5.2 La désillusion communiste

L’espérance révolutionnaire de la gauche s’est effondrée avec le mur de Berlin en 1989, après que la lumière fut faite sur la réalité désastreuse du monde communiste. Ce sont les ouvriers eux-mêmes qui ont mis à bas le communisme, écœurés de subir la répression, la misère et le sous-développement dans leurs pays communistes tandis que les ouvriers des pays capitalistes voyaient leur niveau de vie augmenter. Les ouvriers ont préféré rejoindre le grand mouvement libéral capitaliste de classe-moyennisation du prolétariat plutôt que de courber l’échine dans la misère des « dictatures du prolétariat » communistes. Le communisme ne s’en est jamais remis.

Jamais un système n’aura tué autant d’ouvriers que le système politique qui prétendait les libérer. Le communisme aura fait cent millions de morts, presque tous ouvriers. Les régimes communistes interdisaient les syndicats libres et les grèves ouvrières, et ils furent les seuls à envoyer les chars pour mater des révoltes ouvrières.

La gauche se tue en prenant le pouvoir. Elle ne peut exister que dans l’opposition. Quand elle prend le pouvoir, elle envoie les récalcitrants dans des camps et les chars contre les grévistes, dans un délire de « gouvernement transitoire » éternel, ou bien elle bascule dans le conservatisme.

Le rêve communiste d’abolition totale des classes est séduisant pour un peuple de serfs en haillons qui ne connaît du libre marché que l’exploitation. Mais quand on est un peuple heureux, bien nourri et bien diverti, il est normal d’être libéral, capitaliste et pro-Occident.

Une fois acté l’échec de tous les régimes communistes, la gauche s’est convertie, bon gré, mal gré, à l’économie de marché, qui est le régime économique le plus résilient, le plus capable de corriger ses propres dérives, et le plus efficace pour assurer le confort matériel et les libertés de chacun.

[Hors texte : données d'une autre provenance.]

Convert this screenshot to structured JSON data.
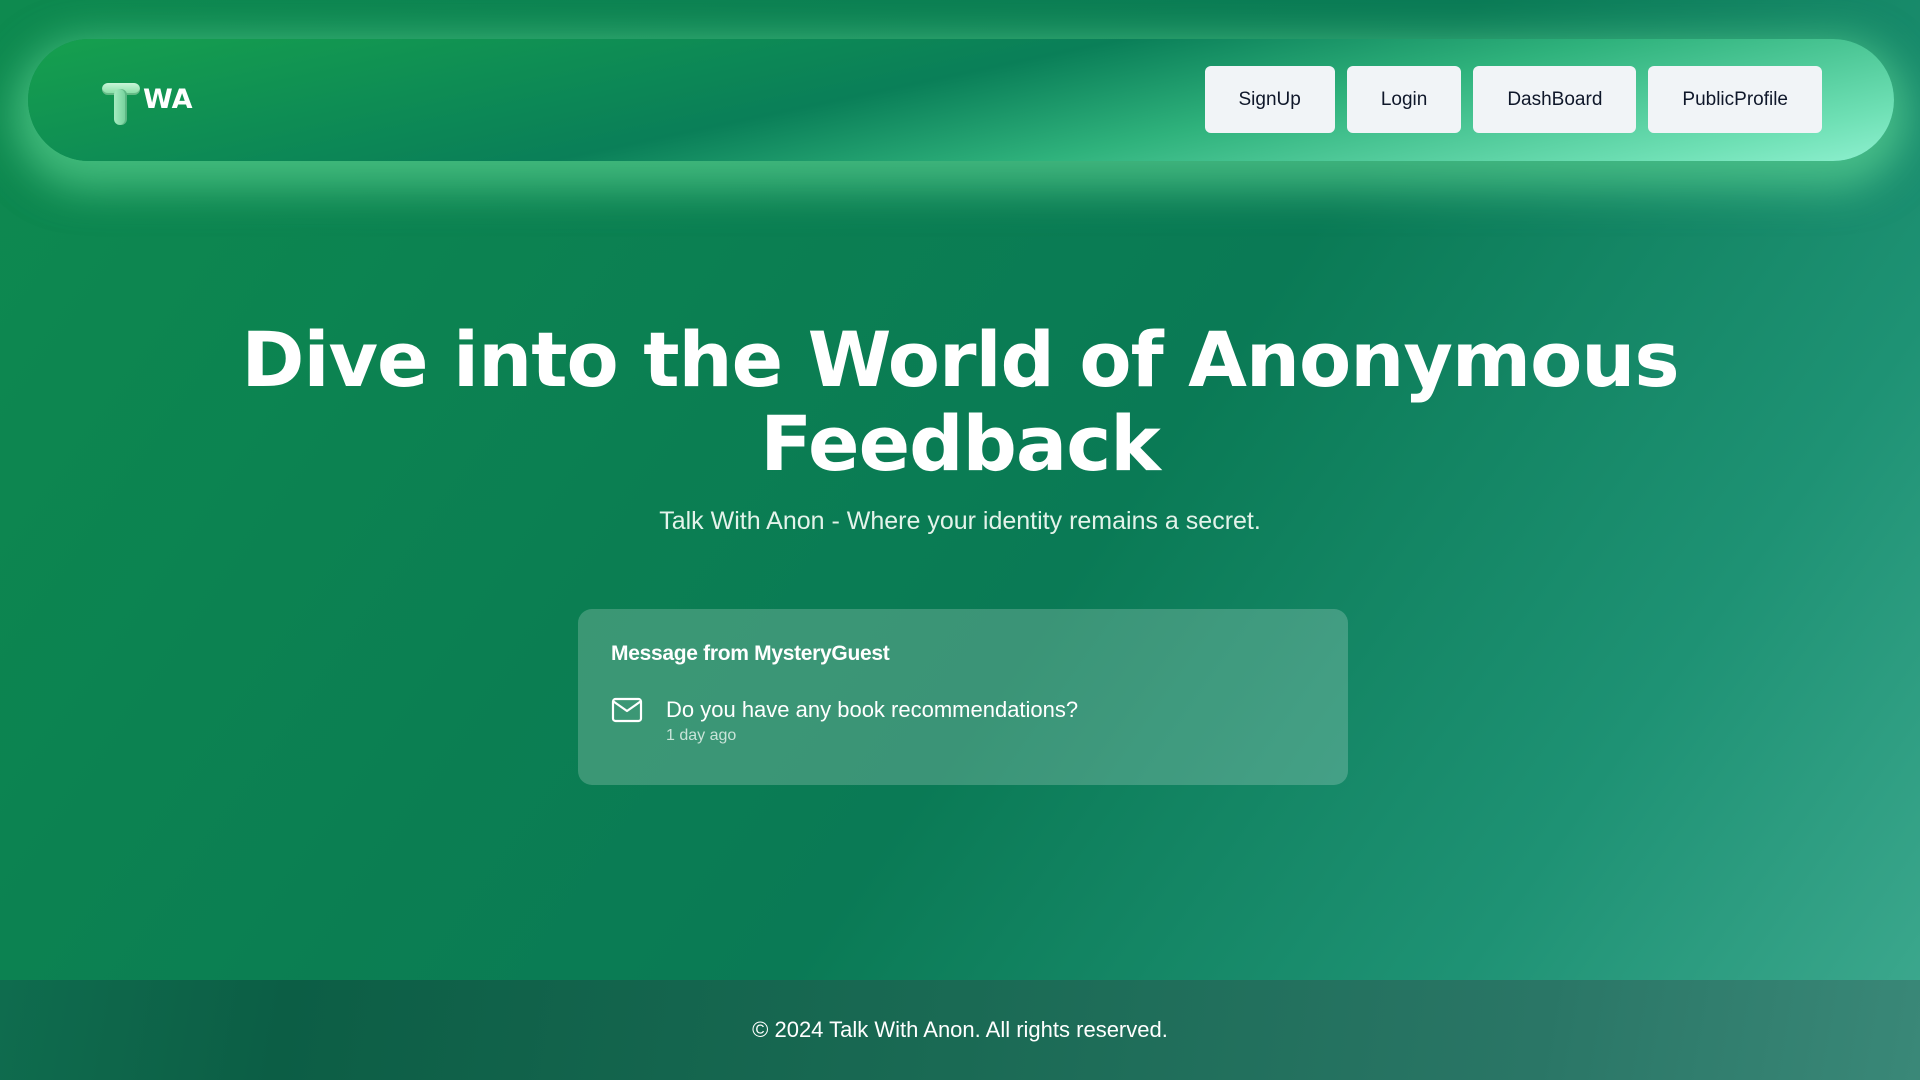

L’échec du communisme a définitivement forcé les partis de gauche à accepter l’économie de marché. Ce triomphe de l’économie de marché, couplé au recul des grandes concentrations ouvrières dans les usines, a poussé la gauche à renoncer à l’espoir d’abolition des classes. Alors, le combat pour le renversement de l’ordre social a cédé le pas à une myriade de combats sociétaux. La lutte des classes a cessé d’être l’objectif principal de la gauche, qui s’est reconvertie dans les luttes égalitaristes jadis secondaires au sein de la gauche : antiracisme, droits des minorités religieuses, écologie, droits des gays, féminisme, transactivisme… Le communisme, autrefois premier parti des prolétaires européens, ne survit désormais électoralement qu’au niveau local, en important massivement des populations extra-européennes à qui elle fait toutes sortes de cadeaux électoraux pour se faire élire. La gauche continue d’utiliser une rhétorique anticapitaliste folklorisée, mais le communisme a cessé partout d’être une force politique, et aucune alternative au capitalisme n’a plus désormais la moindre crédibilité.